= Magnetotropism =

Plant growth in response to magnetic stimuli

Magnetotropism is the movement or plant growth in response to the stimulus provided by the magnetic field in plants (specifically agricultural plants) around the world. As a natural environmental factor in the Earth, variations of magnetic field level cause many biological effects, including germination rate, flowering time, photosynthesis, biomass accumulation, activation of cryptochrome, and shoot growth.

==Biological effects==
As an adaptive behavior, magnetotropism is recognized as a method to improve agricultural success, using the well-studied plant model, Arabidopsis thaliana, a typical small plant which is native to the Europe and Asia with well-known genomic functions. In 2012, Xu et al. conducted a Near-Null Magnetic Field experiment under white light and long-day conditions using the homemade equipment of combining three couples of Helmholtz coils in vertical, north–south, east–west direction compensating near-null magnetic field. Xu noted that under the near-null magnetic field, Arabidopsis thaliana delays the flowering time by altering the transcription level of three cryptochrome related florigen genes:PHYB, CO, and FT; Arabidopsis thaliana also induced longer hypocotyl length under white light in the Near-Null magnetic field compared to standard geomagnetic field and either dark or white light conditions. Furthermore, the biomass accumulation reduces in the near-null magnetic field while Arabidopsis thaliana switches from vegetative growth to reproductive growth. Not until recently, Agliassa conducted a similar experiment continuing Xu et al. ’s discovery found out that Arabidopsis thaliana delay flowering by shortening stem length and reduction of leaf size. This expression shows that the near-null magnetic field has caused downregulation of several flowering genes, including FT genes in the meristem and leaves, which is cryptochrome related.
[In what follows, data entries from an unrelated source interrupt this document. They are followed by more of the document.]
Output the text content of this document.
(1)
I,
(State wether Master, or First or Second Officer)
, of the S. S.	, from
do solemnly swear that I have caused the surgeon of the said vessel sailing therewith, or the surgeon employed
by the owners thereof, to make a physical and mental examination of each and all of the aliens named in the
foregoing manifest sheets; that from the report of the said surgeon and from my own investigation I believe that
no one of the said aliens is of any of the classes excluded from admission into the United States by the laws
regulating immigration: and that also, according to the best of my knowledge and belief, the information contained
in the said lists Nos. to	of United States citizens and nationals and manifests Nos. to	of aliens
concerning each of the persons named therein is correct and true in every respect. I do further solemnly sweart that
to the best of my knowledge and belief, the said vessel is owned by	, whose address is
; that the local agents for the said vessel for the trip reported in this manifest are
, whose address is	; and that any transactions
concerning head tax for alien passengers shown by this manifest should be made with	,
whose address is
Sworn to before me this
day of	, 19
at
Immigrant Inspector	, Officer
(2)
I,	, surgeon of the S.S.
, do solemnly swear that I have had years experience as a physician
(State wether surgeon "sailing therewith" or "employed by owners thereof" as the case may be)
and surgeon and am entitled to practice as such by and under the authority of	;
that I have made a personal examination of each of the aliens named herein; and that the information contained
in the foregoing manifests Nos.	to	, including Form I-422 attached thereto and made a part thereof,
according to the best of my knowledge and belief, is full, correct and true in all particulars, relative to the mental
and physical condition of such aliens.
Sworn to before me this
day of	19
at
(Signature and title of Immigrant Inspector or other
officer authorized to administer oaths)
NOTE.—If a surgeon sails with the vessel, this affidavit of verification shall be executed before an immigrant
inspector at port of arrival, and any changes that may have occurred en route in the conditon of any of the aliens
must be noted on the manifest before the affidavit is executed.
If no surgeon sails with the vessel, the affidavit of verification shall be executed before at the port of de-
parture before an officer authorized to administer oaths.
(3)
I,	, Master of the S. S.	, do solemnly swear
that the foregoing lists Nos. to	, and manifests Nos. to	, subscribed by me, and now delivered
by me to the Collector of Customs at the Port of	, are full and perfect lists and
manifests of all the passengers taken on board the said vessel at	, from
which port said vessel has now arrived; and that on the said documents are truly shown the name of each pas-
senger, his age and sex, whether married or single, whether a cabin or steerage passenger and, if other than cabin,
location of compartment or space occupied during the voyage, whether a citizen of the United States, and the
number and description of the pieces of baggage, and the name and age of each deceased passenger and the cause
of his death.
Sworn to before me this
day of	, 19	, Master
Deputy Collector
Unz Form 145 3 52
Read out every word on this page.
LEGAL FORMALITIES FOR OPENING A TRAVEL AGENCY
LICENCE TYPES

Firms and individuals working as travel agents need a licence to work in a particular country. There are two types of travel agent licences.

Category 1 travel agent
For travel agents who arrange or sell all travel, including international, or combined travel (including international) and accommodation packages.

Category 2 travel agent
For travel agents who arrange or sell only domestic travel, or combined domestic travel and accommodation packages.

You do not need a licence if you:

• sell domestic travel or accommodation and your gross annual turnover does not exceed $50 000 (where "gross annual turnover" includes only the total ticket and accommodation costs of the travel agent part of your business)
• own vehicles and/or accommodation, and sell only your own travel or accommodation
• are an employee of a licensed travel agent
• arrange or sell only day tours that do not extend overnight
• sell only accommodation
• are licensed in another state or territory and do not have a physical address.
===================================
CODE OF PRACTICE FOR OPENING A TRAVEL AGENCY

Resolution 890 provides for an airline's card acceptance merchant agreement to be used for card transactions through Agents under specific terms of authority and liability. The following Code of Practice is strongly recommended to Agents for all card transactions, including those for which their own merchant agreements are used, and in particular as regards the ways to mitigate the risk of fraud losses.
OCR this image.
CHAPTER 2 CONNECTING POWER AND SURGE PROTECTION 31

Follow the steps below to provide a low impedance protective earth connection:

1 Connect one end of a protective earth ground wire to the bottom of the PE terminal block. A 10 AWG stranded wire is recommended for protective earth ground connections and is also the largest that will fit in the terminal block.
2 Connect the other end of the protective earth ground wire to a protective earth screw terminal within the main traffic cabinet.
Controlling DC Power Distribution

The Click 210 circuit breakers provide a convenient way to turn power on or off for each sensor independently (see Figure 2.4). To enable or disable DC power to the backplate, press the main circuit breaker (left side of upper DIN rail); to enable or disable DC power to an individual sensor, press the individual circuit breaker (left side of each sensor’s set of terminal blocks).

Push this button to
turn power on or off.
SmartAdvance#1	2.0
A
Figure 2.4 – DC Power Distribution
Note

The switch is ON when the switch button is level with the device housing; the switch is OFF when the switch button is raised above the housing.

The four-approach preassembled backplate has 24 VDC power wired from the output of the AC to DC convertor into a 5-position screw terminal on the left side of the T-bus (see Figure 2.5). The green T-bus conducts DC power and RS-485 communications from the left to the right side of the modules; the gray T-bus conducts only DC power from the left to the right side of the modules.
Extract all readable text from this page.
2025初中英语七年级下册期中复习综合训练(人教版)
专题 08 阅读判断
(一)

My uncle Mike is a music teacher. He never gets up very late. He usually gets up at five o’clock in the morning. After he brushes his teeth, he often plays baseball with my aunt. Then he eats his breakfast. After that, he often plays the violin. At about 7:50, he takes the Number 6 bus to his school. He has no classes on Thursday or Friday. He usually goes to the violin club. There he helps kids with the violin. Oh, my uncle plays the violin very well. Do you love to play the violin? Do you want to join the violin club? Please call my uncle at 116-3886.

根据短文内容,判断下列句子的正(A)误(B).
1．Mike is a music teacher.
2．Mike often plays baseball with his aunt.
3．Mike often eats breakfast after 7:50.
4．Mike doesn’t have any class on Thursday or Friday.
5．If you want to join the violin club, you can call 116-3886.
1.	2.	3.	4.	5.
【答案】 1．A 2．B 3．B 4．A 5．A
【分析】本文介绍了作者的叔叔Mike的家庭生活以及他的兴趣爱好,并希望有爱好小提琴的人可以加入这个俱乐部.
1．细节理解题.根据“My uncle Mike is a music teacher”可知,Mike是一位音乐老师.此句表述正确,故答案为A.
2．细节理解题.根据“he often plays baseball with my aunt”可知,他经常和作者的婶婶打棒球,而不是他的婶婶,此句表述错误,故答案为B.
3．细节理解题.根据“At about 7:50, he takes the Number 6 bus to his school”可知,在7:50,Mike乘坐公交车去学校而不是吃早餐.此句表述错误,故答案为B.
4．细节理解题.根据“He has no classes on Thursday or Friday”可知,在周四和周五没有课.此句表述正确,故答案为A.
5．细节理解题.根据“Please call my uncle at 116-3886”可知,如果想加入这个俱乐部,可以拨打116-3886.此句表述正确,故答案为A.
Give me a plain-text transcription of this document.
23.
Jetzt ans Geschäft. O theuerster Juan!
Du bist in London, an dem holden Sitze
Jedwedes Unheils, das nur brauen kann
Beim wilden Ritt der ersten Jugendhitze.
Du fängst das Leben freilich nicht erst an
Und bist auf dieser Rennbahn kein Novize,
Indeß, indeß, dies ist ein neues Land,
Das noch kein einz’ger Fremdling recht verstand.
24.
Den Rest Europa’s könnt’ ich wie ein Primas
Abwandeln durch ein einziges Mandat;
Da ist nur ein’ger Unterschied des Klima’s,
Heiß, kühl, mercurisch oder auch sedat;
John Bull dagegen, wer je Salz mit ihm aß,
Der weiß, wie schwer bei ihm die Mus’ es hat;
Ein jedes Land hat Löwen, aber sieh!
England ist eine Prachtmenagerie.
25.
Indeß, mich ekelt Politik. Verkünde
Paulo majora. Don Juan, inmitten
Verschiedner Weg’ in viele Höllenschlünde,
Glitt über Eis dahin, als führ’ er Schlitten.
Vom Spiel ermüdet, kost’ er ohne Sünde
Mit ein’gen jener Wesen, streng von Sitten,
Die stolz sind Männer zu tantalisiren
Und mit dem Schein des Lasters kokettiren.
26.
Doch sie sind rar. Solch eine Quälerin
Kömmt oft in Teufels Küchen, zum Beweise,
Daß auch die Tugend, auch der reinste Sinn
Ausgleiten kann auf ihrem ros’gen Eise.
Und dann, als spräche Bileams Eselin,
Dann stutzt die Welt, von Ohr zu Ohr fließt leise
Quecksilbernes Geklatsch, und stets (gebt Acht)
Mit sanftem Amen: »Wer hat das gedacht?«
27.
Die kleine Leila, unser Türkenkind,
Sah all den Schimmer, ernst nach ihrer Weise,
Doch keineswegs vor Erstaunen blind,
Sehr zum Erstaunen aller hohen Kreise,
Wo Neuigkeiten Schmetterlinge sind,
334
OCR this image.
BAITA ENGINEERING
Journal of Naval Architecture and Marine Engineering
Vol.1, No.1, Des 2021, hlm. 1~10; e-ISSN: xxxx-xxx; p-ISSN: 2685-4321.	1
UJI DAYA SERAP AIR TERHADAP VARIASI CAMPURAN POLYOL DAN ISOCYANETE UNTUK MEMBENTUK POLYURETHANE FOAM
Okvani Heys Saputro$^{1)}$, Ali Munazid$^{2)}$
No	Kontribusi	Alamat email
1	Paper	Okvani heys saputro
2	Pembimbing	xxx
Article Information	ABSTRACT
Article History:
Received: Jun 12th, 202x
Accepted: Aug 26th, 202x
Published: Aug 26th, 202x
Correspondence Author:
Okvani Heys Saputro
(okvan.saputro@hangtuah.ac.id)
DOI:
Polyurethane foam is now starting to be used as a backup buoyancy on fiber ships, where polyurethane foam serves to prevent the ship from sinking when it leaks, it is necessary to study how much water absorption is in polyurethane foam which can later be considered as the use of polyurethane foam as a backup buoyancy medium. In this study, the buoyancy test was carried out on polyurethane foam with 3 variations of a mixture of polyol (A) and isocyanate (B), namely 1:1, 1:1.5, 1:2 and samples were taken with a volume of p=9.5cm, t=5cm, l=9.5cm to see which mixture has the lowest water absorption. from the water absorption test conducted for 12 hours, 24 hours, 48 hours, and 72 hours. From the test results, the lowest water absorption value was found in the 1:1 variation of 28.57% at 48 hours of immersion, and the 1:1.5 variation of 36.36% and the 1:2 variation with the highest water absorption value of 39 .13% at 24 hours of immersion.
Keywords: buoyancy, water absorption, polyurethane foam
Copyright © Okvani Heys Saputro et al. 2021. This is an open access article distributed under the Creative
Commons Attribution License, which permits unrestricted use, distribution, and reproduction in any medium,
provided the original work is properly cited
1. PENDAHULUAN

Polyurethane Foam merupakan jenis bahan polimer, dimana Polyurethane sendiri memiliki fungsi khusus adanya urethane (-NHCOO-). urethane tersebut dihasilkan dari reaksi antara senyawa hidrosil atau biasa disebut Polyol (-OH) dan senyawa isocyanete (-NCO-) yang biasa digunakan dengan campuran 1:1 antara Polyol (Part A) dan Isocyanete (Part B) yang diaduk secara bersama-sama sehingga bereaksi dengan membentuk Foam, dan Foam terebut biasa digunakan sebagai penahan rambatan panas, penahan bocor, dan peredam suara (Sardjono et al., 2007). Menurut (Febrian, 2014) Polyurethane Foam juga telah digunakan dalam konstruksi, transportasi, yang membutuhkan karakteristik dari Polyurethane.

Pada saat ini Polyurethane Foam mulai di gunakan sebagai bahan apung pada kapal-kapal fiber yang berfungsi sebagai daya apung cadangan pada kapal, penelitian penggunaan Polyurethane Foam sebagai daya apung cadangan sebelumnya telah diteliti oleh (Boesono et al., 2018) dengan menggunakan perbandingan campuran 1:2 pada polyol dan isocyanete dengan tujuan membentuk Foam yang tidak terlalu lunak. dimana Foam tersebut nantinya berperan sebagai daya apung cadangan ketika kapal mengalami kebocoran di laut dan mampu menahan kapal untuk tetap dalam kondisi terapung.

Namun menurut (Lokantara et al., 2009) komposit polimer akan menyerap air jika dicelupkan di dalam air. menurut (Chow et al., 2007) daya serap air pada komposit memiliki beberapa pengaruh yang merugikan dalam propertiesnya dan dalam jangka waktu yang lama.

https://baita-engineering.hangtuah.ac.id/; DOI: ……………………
==Physiological mechanism==
Although preliminary experiments have shown a wide range of effects due to the magnetic field, the mechanism has not yet been elucidated. Having known that the delay of flowering is downregulated in cryptochrome related genes affected by the near-null magnetic field under blue light, cryptochrome is taken as a potential magneto-sensor by a few considerations. Based on the radical pair model, cryptochrome would be the magneto-sensor in the light-dependent magnetoreception since cryptochrome has evolved a significant role of plant behavior, including blue-light reception and regulation, de-etiolation, circadian rhythm, and photolyase. In the photoactivation process, blue light hits cryptochrome and accepts a photon to Flavin while tryptophan receives a photon by another tryptophan donor simultaneously. Due to the geomagnetic field, this combination would rotate from south pole to north pole of the Earth and convert the two single photons back to its inactive resting states under aerobic environment.
Based on a few behavior changes due to variations of the magnetic field, many plant scientists have paid attention to cryptochrome being the candidate for the magneto-sensory receptor. So far, the interactions between signals and magnetoreceptor molecules have not yet been discovered, thus leaving potential space for future research while understanding magnetotropism could be significant for improving life forms and ecology such as in agriculture.